If you live close to the coast and are an avid follower of local coastal interest pages on social media you will may have seen the images and video’s showing the recent cliff collapses around the country. Very sadly, a cliff collapse in February caused the death of a dog in the west country.
Coastguard Safety Advice
The Coastguard says “We want people to enjoy themselves on the coast by making sure their visit is one to remember and not one they’d rather forget. It’s a well-known fact that the cliffs along the UK coastline are continually eroding, with pieces falling from them that can be just a few small rocks or as large as a car. It’s impossible to predict when the next piece might fall or how big it will be”.
Periods of intense rainfall
The Coastguard said further “Periods of intense rainfall followed by dryer warmer weather will often make cliff edges more vulnerable. We’ve seen a number of cliff collapses around the UK coastline in recent months. It’s very clear that cliffs are very unstable in places and we really can’t stress enough how important it is to keep back from the edge.
There is no ‘safe’ place to be. Some of the cracks that have appeared have been several feet away from the edge. Don’t be tempted to go and investigate and don’t risk going to the edge to get a dramatic picture.
One of our biggest problems is tackling the ‘selfie culture’ where people take risks to get a dramatic photograph of themselves on a dangerous cliff edge or during a tidal surge – no selfie or photograph is worth risking your life for. Remember to call ‘999’ and ask for the Coastguard if you see anyone in difficulty or get into trouble yourself”.
By following these few simple safety tips from the HM Coastguard you can keep yourself out of harm’s way on the coast….
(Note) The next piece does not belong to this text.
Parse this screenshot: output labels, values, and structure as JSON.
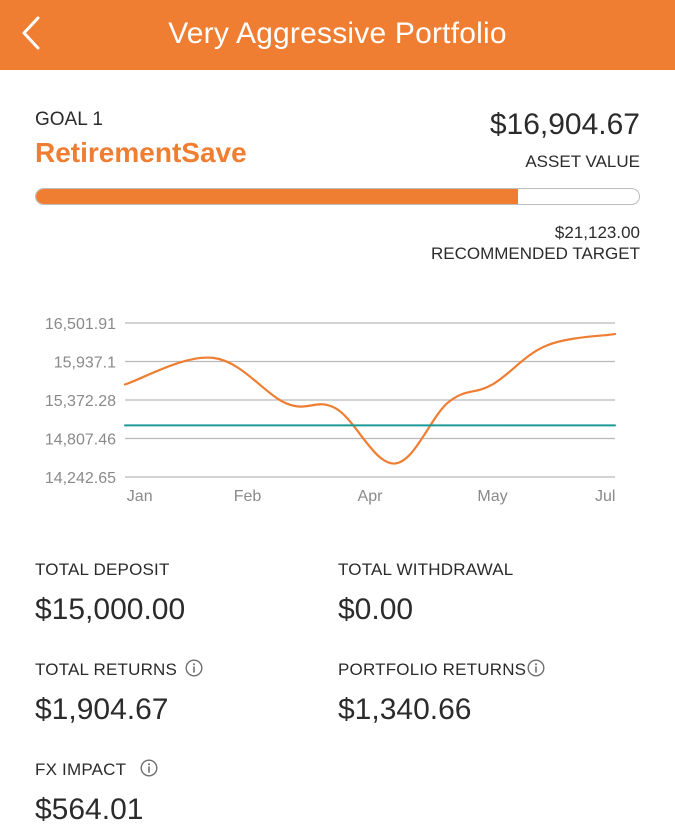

- Make sure that you are properly equipped for walking along coastal paths. In particular remember to wear sturdy shoes or boots
- Check the weather forecast and tidal times before you set out.
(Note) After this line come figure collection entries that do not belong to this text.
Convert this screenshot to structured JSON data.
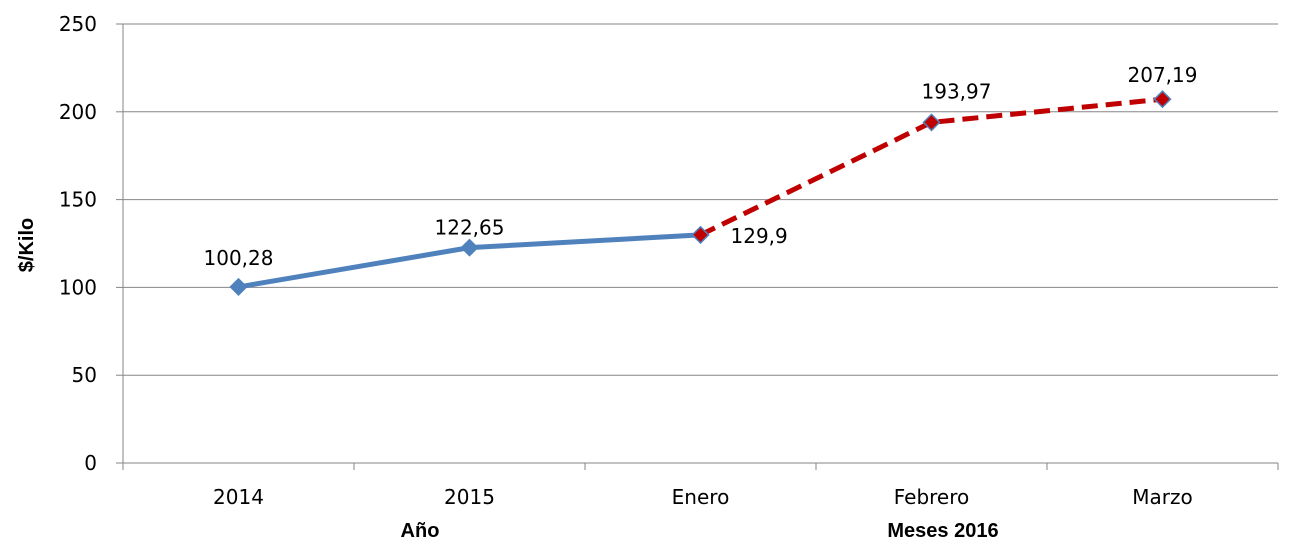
{
  "chart_data": {
    "type": "line",
    "categories": [
      "2014",
      "2015",
      "Enero",
      "Febrero",
      "Marzo"
    ],
    "series": [
      {
        "values": [
          100.28,
          122.65,
          129.9,
          null,
          null
        ],
        "color": "#4F81BD",
        "style": "solid",
        "marker": "diamond"
      },
      {
        "values": [
          null,
          null,
          129.9,
          193.97,
          207.19
        ],
        "color": "#C00000",
        "style": "dashed",
        "marker": "diamond"
      }
    ],
    "data_labels": [
      "100,28",
      "122,65",
      "129,9",
      "193,97",
      "207,19"
    ],
    "ylabel": "$/Kilo",
    "xlabel_groups": [
      "Año",
      "Meses 2016"
    ],
    "ylim": [
      0,
      250
    ],
    "yticks": [
      "0",
      "50",
      "100",
      "150",
      "200",
      "250"
    ],
    "grid": true,
    "legend": "none"
  }
}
- Carry a fully charged mobile phone
- Tell someone where you are going and what time you will be home.
- Only use the designated paths, take notice of any warning signs and fences in place, be responsible and don’t take any unnecessary risks.
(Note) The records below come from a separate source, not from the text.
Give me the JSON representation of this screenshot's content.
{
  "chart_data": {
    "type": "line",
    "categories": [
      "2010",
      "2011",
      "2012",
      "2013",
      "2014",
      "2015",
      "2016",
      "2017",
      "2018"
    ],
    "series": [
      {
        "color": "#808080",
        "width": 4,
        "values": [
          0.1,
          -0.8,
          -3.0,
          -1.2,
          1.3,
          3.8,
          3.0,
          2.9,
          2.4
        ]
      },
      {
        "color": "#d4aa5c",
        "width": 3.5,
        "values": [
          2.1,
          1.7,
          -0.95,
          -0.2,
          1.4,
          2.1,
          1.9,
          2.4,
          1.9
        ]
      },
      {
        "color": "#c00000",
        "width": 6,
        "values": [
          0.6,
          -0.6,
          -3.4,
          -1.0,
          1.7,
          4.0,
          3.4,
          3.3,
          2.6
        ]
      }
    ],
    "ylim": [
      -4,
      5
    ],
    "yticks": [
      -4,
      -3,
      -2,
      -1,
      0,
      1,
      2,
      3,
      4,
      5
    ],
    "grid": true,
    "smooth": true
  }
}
- Try and keep your dog on a lead near cliffs. If they pick up the scent of an animal or hear something on the coast below it doesn’t take much for them to follow their nose.
- If your dog does fall down a cliff or starts getting swept out to sea, please do not attempt to rescue it yourself. Nine times out of ten your dog will rescue itself and return to shore alive, but tragically some owners do not. Our coastguards are trained in all types of rescue on the coast, including dog rescues.
- Do not attempt to climb up or down cliffs unless you are properly equipped and trained to do so and do not attempt to climb cliffs as a short cut back to the top.
- When standing at the bottom of a cliff, we would always advise people that they shouldn’t stand less than the height of the cliff away. That means that if the cliff is 25 metres high, don’t go closer than 25 metres towards it.
Video from cliff collapse Shanklin, Isle of Wight 18th April 2022
Whenever you are visiting the coast always follow the latest government safety advice concerning COVID-19. Thank you for reading and stay safe.